Choosing a monitoring tool is no easy task. It is probably going to involve many areas that may have to change the way they work, how they view information and even how they communicate. That is why it is especially important to be clear about how the tool you are going to choose works internally.
At WOCU we have set out to be as transparent as possible so that anyone interested in learning about our solution knows how we work.
But first let's start with some basic concepts.
In our case, the most common monitoring we carry out with WOCU is the monitoring of network equipment interfaces via SNMP.
Network interface metrics
Network performance is driven by a few key factors: bandwidth, throughput, latency, errors and jitter.
This is what we mean when we use the following terms:
Ancho de Banda es la cantidad máxima teórica de información que puede enviarse a través de una conexión. Normalmente se expresa en bits por segundo, usualmente en Megabits por segundo (Mbps) o Gigabits por segundo (Gbps) - no confundir con Megabytes por segundo (Mbps) o Gigabytes por segundo (Gbps).
Es fácil convertir bps a Bps dividiendo el número por ocho, o por Bps a bps multiplicando por ocho.
The Throughput is the number of messages that were successfully received, per unit of time, also expressed in bits per second. Because of the overhead of the transport protocols used, the throughput will always be less than the bandwidth of the link.
For example, take a standard Ethernet link with an MTU of 1500 bytes. The maximum utilization of a TCP flow is limited to 95% of the bandwidth due to the overhead of the Ethernet, IP and TCP encapsulations. The more encapsulation you add (e.g. MPLS) the less efficient you will be. If you only reach 60%, there is probably a problem ...
Monitoring the performance of a link is important to make sure you are getting the most out of it. What we do in WOCU is collect the octets via IF-MIB and compare them to the speed of that link. This gives us the throughput at that particular point in time.
If you suspect that you should have higher throughput than you do, you can check for errors: dropouts and saturation can indicate an overloaded network link, while collisions indicate link speed misconfiguration. Of course, physical problems can also impact performance, so make sure you're monitoring that as well.
So, to monitor performance, we use SNMP counters, since by using this method, the counter itself already takes into account any overhead.
Latency is the time it takes for a packet to make its way across a network link. The lower the better, of course, but we have to take into account the physical limitations of the speed at which electricity (or light in the case of optimal fiber cables) can travel.
Latency can have a big impact on the user experience in some applications that are not tolerant to high latency rates.
Errors include metrics such as Rx/Tx errors, discards, CRC errors, saturation, carrier errors, resets and collisions. It is best to consult the documentation of each network device to see how these metrics are exposed (some manufacturers do not provide them).
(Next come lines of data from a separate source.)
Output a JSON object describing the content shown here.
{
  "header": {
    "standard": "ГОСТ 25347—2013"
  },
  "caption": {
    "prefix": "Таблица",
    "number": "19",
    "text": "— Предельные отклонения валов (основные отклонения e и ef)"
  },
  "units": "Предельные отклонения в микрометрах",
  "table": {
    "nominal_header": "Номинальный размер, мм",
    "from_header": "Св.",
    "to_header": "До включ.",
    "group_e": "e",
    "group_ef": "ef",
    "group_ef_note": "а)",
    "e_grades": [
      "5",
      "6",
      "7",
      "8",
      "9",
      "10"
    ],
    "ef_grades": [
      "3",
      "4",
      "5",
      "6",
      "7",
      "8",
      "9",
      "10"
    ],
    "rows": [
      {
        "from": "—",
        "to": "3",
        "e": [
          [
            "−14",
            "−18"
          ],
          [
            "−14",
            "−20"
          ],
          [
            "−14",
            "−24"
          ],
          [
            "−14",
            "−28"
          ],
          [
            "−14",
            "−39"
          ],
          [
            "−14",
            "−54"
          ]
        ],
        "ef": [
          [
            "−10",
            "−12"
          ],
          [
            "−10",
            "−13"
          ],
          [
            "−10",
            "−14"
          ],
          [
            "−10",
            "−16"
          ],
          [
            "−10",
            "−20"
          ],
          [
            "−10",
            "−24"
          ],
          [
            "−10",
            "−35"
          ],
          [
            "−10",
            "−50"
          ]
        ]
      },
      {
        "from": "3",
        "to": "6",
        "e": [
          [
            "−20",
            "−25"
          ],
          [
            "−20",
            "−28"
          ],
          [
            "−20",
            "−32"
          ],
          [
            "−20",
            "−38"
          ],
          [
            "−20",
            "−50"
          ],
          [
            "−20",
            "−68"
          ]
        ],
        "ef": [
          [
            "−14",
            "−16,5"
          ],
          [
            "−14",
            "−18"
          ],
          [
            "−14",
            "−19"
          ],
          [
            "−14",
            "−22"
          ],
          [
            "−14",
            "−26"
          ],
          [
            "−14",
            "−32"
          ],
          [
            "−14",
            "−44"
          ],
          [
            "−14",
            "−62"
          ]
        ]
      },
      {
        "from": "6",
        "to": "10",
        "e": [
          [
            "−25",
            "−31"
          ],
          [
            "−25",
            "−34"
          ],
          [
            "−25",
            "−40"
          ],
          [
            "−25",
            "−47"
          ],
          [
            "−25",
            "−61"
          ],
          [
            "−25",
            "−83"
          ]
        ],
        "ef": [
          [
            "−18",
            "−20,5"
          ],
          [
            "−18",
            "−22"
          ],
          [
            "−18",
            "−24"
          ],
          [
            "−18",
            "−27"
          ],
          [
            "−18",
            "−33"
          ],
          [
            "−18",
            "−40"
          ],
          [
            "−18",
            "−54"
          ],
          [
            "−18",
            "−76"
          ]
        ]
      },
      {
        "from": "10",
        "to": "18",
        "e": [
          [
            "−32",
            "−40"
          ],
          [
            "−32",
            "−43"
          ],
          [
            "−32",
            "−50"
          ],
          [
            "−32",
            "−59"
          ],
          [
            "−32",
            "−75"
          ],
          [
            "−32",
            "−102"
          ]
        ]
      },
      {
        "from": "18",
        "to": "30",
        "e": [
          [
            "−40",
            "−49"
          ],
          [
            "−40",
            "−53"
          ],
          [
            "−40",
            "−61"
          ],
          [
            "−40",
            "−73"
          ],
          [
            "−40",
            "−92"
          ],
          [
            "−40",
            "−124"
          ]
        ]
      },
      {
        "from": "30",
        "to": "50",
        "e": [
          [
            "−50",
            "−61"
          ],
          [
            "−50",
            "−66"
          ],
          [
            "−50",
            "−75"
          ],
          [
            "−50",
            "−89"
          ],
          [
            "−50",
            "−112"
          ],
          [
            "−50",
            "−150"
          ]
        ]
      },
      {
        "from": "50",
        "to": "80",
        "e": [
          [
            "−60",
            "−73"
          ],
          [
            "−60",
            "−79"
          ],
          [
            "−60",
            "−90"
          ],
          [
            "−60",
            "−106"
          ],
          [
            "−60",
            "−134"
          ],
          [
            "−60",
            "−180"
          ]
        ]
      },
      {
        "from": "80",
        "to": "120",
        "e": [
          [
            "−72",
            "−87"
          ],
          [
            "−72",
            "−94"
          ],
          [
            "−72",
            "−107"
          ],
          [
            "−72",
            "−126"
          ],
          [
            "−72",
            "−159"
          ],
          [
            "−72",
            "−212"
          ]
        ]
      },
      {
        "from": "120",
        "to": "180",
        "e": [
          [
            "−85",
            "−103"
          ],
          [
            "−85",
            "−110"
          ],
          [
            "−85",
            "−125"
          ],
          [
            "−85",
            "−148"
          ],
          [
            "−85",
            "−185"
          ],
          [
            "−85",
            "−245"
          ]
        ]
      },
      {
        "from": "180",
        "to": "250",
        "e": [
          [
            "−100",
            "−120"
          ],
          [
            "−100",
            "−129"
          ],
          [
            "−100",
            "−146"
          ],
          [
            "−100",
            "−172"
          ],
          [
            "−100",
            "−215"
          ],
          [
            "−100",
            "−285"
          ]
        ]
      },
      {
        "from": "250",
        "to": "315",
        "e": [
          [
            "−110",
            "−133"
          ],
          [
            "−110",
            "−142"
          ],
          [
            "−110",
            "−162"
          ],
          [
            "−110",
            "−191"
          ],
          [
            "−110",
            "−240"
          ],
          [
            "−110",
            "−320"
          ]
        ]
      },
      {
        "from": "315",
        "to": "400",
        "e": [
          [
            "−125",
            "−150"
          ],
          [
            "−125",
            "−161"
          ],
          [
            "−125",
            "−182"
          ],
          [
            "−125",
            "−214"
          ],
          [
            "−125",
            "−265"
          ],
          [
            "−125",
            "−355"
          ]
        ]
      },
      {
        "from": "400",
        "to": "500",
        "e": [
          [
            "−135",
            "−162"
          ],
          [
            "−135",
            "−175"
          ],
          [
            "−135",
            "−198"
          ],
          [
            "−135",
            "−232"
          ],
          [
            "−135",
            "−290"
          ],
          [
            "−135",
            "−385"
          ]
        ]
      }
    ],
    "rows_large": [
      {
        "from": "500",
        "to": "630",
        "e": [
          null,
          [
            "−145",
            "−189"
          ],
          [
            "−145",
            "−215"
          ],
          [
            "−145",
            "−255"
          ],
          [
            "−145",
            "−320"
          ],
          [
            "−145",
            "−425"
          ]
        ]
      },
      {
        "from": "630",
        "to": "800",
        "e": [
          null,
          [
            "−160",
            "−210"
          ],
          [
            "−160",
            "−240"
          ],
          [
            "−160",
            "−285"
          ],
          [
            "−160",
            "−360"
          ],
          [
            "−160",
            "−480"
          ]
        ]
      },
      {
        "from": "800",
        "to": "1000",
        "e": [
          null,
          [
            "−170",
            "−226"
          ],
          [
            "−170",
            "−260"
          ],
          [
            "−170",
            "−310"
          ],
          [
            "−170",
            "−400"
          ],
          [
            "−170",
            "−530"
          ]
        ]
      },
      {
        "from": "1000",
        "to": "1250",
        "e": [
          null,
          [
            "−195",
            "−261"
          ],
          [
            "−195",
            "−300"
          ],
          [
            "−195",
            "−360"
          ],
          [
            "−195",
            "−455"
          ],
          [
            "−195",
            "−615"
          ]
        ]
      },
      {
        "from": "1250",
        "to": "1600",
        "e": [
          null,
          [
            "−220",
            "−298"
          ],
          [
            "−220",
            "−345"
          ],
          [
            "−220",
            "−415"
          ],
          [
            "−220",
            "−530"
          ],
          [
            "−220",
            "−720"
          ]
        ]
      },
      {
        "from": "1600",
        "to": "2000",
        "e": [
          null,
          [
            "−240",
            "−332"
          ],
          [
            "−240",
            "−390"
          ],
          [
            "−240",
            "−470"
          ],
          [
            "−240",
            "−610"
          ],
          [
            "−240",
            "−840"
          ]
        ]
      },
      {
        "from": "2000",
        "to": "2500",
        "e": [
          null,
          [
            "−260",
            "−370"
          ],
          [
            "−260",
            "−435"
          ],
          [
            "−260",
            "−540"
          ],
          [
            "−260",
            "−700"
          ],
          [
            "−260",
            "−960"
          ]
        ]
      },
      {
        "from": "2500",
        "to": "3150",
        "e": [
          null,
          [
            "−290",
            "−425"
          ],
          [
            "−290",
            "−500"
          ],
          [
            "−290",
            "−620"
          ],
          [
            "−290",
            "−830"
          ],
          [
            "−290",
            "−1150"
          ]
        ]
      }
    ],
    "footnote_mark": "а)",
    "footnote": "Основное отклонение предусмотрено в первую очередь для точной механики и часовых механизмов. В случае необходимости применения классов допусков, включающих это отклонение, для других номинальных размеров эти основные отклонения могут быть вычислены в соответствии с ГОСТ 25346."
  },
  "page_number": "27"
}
Normally the Rx/Tx errors are exposed in the IF-MIB table, but depending on the agent implementation, it may or may not include other error metrics. Most commonly, Rx/Tx errors are an aggregation of error metrics and therefore are not entirely reliable for determining what is going wrong. The more specific error counters are much more useful for diagnosing and alerting about problems in the network.
What is most commonly monitored are physical problems: electrical interference and bad cables or transceivers that can degrade network performance quickly. You can see this by monitoring CRC and carrier errors, and if it is a fiber connection, you will have to take into account light levels..
5.- Jitter
Jitter is the deviation of a metric from its normal measurement. In networking, jitter is usually applied to latency measurements. For example, if the latency goes from 1ms to 150ms to 30ms, this would be an example of high jitter, while a continuous latency of 3ms would have no jitter. Jitter is important especially in voice and audio infrastructures, as it makes the streams passing through look and sound jittery. You can pay attention to jitter latency if you monitor latency and observe inconsistencies.
In summary, a good way to explain the relationship between these metrics would be as follows:
If we increase the number of lanes the bandwidth increases, but it does not have to increase the throughput (there may be an accident on the highway).
If the road is always full, if it takes a long time to get from point A to point B or if there are errors (delays, accidents), you can try to solve this by adding another lane, but there is a clear limitation: you can only make the road as big as the space you have, not to mention the cost.
Sometimes there are no errors and all traffic moves naturally. In that case you have a perfect utilization :)
We hope you have become clearer about all these terms we handle when we talk about monitoring the health of a network.